Automobiles often have lights on the dashboard that alert you to malfunctions going on with the vehicle. These lights are often termed “idiot lights” by those who work on cars. The lights often go on when things are ‘bad’. Had the early warning signs been attended to, the problem would have been fixed before it became a major repair.

Likewise, relationships have signals that let people know when there are problems. Ignoring these signals can lead to major problems. Some people are very blind to signals that indicate there is ‘trouble’. What are some of these signals?

1. Your spouse increases the physical distance from you on a regular basis.

2. Your spouse is very secretive about how they spend their mone.

3. Your spouse maintains a seperate banking account.

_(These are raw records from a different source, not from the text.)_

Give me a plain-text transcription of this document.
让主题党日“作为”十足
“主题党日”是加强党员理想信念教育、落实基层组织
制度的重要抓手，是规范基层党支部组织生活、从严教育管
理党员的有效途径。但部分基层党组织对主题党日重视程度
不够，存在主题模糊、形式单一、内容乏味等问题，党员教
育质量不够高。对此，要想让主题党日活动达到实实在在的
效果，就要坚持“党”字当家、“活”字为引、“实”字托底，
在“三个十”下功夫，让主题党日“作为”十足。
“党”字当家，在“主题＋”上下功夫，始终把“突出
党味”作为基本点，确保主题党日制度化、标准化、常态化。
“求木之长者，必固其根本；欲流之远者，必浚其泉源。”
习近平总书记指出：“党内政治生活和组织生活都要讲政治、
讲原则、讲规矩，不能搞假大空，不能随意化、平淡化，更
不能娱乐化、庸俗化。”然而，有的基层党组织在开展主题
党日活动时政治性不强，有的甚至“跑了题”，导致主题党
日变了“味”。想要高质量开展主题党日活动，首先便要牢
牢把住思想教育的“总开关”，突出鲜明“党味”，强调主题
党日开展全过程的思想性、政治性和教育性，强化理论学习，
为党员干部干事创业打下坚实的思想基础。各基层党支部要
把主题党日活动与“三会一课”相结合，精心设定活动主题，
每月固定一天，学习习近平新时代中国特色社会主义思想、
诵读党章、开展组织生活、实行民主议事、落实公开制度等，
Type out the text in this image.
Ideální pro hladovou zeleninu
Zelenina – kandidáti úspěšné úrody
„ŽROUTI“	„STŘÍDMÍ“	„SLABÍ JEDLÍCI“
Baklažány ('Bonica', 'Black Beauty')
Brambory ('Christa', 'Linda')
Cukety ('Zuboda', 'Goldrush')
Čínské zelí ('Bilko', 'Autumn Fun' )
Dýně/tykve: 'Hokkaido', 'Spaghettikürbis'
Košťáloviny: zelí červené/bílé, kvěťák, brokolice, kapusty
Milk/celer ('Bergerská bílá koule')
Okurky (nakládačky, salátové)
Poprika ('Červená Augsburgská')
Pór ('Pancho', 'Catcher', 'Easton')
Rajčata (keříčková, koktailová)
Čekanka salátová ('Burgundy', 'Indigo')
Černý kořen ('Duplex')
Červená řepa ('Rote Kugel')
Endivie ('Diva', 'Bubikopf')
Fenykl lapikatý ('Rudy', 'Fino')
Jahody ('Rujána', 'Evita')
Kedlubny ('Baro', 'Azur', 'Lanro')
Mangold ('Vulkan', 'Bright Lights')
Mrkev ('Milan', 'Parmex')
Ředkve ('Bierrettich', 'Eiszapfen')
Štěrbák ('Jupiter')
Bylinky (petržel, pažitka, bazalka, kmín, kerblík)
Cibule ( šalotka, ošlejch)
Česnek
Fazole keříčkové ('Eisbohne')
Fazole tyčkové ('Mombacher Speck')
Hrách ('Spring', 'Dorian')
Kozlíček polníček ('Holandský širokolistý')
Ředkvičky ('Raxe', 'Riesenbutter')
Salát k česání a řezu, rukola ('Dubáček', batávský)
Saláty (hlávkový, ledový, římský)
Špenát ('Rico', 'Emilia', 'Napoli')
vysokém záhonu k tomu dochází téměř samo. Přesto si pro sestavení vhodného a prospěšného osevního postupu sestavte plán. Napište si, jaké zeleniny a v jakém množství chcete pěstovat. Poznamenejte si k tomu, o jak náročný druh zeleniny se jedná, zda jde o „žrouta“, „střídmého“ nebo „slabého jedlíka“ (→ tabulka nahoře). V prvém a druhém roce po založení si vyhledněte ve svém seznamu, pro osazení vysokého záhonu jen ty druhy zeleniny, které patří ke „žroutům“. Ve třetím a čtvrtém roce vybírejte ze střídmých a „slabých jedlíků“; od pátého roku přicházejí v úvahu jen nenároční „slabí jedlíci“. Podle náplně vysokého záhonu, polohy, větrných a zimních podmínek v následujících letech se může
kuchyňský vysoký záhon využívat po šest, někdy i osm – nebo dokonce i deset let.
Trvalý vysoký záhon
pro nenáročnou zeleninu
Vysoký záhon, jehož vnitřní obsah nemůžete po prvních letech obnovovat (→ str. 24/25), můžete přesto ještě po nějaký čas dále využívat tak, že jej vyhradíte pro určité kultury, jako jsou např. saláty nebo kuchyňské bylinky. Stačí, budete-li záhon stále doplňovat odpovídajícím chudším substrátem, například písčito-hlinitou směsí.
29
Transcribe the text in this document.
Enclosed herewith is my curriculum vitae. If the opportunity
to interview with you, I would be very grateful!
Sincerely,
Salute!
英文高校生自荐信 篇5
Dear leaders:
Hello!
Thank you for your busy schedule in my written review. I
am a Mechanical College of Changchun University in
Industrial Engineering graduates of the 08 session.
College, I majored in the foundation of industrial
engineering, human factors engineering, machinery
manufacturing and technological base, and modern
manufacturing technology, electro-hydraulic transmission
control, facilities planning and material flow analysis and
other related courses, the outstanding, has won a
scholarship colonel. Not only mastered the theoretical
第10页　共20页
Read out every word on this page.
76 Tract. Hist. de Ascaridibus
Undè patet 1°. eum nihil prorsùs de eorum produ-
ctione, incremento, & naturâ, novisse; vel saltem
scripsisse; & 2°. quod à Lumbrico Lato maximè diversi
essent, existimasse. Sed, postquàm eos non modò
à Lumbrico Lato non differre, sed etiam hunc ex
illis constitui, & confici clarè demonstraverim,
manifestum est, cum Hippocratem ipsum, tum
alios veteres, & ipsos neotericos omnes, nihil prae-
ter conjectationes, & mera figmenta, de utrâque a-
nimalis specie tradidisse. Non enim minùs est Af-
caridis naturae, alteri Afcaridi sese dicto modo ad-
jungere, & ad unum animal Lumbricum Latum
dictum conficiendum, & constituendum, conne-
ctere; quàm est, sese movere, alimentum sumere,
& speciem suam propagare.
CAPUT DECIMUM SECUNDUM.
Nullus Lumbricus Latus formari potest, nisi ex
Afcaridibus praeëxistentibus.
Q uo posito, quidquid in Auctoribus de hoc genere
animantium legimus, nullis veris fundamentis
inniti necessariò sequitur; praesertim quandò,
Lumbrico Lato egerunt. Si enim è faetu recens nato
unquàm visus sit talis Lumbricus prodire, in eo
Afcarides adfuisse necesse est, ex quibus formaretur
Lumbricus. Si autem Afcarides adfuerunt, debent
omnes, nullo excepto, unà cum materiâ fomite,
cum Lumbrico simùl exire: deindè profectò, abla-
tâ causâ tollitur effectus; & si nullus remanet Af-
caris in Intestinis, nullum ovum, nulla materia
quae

4. Your spouse has bills mailed to the office, rather than the home.

5. Your spouse keeps a spare set of clothes in their vehicle.

6. Your spouse is secretive about their cell phone.

7. Your spouse maintains strict vigilance regarding computer access to their passwords and e-mail accounts.

8. Your spouse is always texting or e-mailing people.

9. Your spouse is suddenly interested in getting fit when there has not been a health crisis.

10. Your spouse changes their cologne or the way they wear their hair for some unexplained reason.

11. Your spouse violates limits with persons of the opposite sex, and dismisses it as ‘nothing’.

12. Your spouse claims that you are imaging things.

This is only a partial list. If one or two items show up, it may be nothing major. If you have three or more of these—RED ALERT! You need to take immediate action.